MMMM, Danish
I happened to be checking out the news side of TennisNow.com yesterday where I saw that Caroline Wozniacki has been nominated as Danish Sports Person of the Year.
Now I like Woz a lot, both because she’s a tough competitor and very cute, but I’m going to have to make fun of her homeland a bit here.
Nominated? Does there really need to be a nomination process for Danish Sports Person of the Year? How can anyone but the No. 1 player in the world even be considered?
Reading the names of the other two finalists — a cyclist and a swimmer, I realized the two of them have about as much of a chance as winning as the other Best Supporting Actor nominations did the year Heath Ledger passed away after owning "The Dark Knight."

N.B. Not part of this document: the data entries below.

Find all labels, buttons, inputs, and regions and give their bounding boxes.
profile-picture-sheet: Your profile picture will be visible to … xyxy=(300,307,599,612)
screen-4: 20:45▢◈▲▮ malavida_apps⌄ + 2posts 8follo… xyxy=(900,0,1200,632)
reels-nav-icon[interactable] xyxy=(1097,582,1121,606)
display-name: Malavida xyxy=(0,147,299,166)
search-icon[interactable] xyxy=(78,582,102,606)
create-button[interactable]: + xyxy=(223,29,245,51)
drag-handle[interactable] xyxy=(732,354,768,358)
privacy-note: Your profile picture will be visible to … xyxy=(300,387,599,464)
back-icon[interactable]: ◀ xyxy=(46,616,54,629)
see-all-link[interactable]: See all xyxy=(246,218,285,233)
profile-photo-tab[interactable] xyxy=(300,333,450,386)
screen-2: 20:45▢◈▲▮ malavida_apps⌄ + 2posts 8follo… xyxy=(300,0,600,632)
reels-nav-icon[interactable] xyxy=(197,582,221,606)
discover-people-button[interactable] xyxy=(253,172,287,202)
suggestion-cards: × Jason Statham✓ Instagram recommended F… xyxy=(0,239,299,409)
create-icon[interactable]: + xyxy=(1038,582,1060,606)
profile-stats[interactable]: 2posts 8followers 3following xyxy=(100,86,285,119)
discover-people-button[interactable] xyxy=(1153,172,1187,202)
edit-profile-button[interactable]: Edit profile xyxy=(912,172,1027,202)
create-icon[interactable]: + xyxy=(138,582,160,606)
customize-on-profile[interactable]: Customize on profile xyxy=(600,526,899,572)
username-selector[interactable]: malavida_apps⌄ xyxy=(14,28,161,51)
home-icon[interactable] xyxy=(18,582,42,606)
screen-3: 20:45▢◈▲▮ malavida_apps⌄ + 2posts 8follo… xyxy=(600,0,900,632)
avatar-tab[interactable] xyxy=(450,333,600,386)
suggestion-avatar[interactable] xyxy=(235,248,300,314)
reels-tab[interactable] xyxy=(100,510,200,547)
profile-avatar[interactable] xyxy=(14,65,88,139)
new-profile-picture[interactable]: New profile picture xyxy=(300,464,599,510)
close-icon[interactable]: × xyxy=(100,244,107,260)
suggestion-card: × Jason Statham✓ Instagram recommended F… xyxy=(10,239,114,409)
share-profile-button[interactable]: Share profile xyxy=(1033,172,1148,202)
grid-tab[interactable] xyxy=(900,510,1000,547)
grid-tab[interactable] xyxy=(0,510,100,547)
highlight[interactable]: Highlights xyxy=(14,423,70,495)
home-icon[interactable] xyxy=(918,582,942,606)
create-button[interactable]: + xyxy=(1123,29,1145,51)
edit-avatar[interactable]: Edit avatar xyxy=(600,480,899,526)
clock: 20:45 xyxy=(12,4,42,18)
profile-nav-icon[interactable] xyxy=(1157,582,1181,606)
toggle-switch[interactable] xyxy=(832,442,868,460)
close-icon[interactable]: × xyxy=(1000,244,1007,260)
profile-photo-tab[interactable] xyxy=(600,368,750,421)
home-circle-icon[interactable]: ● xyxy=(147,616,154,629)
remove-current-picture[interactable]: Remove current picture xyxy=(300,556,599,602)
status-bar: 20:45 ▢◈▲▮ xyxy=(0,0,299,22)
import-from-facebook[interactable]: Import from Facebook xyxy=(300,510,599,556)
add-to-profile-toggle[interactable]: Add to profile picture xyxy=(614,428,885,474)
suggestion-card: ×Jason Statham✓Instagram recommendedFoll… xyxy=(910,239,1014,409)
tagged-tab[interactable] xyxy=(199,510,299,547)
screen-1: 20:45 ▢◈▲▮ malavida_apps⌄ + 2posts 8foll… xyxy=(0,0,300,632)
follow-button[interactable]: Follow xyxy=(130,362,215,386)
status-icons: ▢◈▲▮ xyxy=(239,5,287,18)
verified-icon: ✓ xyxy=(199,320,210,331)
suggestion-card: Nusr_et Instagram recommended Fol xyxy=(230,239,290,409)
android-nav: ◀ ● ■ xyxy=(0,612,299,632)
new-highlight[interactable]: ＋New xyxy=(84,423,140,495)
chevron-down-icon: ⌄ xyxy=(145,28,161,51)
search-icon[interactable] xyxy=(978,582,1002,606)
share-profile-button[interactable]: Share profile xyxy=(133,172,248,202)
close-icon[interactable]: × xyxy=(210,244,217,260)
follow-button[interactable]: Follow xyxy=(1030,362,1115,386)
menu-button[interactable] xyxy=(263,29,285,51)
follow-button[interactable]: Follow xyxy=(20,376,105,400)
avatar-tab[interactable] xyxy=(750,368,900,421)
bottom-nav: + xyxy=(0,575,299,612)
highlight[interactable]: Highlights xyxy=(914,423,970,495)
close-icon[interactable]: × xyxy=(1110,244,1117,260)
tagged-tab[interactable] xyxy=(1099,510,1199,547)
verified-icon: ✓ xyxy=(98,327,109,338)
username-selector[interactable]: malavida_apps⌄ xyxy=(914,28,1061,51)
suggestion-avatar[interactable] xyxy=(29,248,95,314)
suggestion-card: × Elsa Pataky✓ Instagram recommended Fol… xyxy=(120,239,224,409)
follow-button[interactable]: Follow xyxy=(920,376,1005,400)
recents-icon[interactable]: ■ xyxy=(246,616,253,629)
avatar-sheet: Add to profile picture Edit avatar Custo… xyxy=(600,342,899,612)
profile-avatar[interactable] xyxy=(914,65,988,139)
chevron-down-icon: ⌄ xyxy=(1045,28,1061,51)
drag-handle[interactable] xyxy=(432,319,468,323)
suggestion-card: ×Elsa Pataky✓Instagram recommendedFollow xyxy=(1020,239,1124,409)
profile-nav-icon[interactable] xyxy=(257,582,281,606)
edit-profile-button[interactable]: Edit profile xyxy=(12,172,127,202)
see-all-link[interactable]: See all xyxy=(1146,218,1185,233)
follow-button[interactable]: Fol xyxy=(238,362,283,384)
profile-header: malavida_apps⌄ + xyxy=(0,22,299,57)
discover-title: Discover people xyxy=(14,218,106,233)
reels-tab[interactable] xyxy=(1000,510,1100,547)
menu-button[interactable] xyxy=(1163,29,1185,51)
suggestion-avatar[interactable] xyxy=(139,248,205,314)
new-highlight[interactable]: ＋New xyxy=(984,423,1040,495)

The list got me thinking that Wozniacki might not be just the Danish Sports Person of the Year, but perhaps the Danish Sports Person of All Time, or even the Dane of All Time.
My personal knowledge of Denmark is pretty sorry, other than the fact that Shakespeare thought there was something rotten there and they buck the rest of Europe’s trend by driving on the right side of the road.
Research was in order to back up my claim, so I did a thorough search of the long history of Danish athletes. The first page I pulled up had a picture of Wozniacki, only furthering my initial hypothesis.
A quick review made me realize that there hasn’t been a lot going on in Denmark’s sporting world. The only name I recognized from their list of exports is Morten Andersen, who is the NFL’s all-time leading kicker and played for more years in the league than Wozniacki has lived on this planet.
The rest of the pickings are slim: A couple of sailors who won four straight Olympic medals, the 1996 Tour de France winner and a poker Hall of Famer.
But surely, Denmark has more to offer than just athletes, heck, Hamlet had some fun there until the big party where everyone died. Sure enough, the true challenge to Wozniacki’s reign as Top Dane comes from the literary world in the form of Mr. Hans Christian Andersen, who wrote among other things, "The Princess and the Pea," "The Emperor’s New Clothes" and "The Ugly Duckling."
The proof is in the Google search, however. Andersen gets 2,910,000 results in 0.23 seconds, Wozniacki whips his butt with 3,520,000 in 0.21 seconds.
The Danish acting world is woefully thin, at least from an American cinema standpoint. Boasting that Brigitte Nielsen, former wife of probable-roiders Sylvester Stallone and Mark Gastineau, is nothing to write home about.
It was starting to seem like Denmark’s most famous men were fictional — Hamlet and Beowulf — when I came across the name Ole Kirk Christiansen, who lived from 1891 to 1958.
The staggering 13th son of a family in Western Denmark, my man Ole Kirk trained as a carpenter and started making wooden toys in the 1930s. But wood was unwieldy and boring, so he moved the business to plastics. he built a company off the Danish equivalent of "Play Well" – Leg Godt, which became Lego.
Google search confirms his power – with 53.3 million searches in 0.15 seconds.
Sorry Woz, but you can’t beat the guy who gave me so many childhood hours building animals, spaceships and houses out of a box in my closet.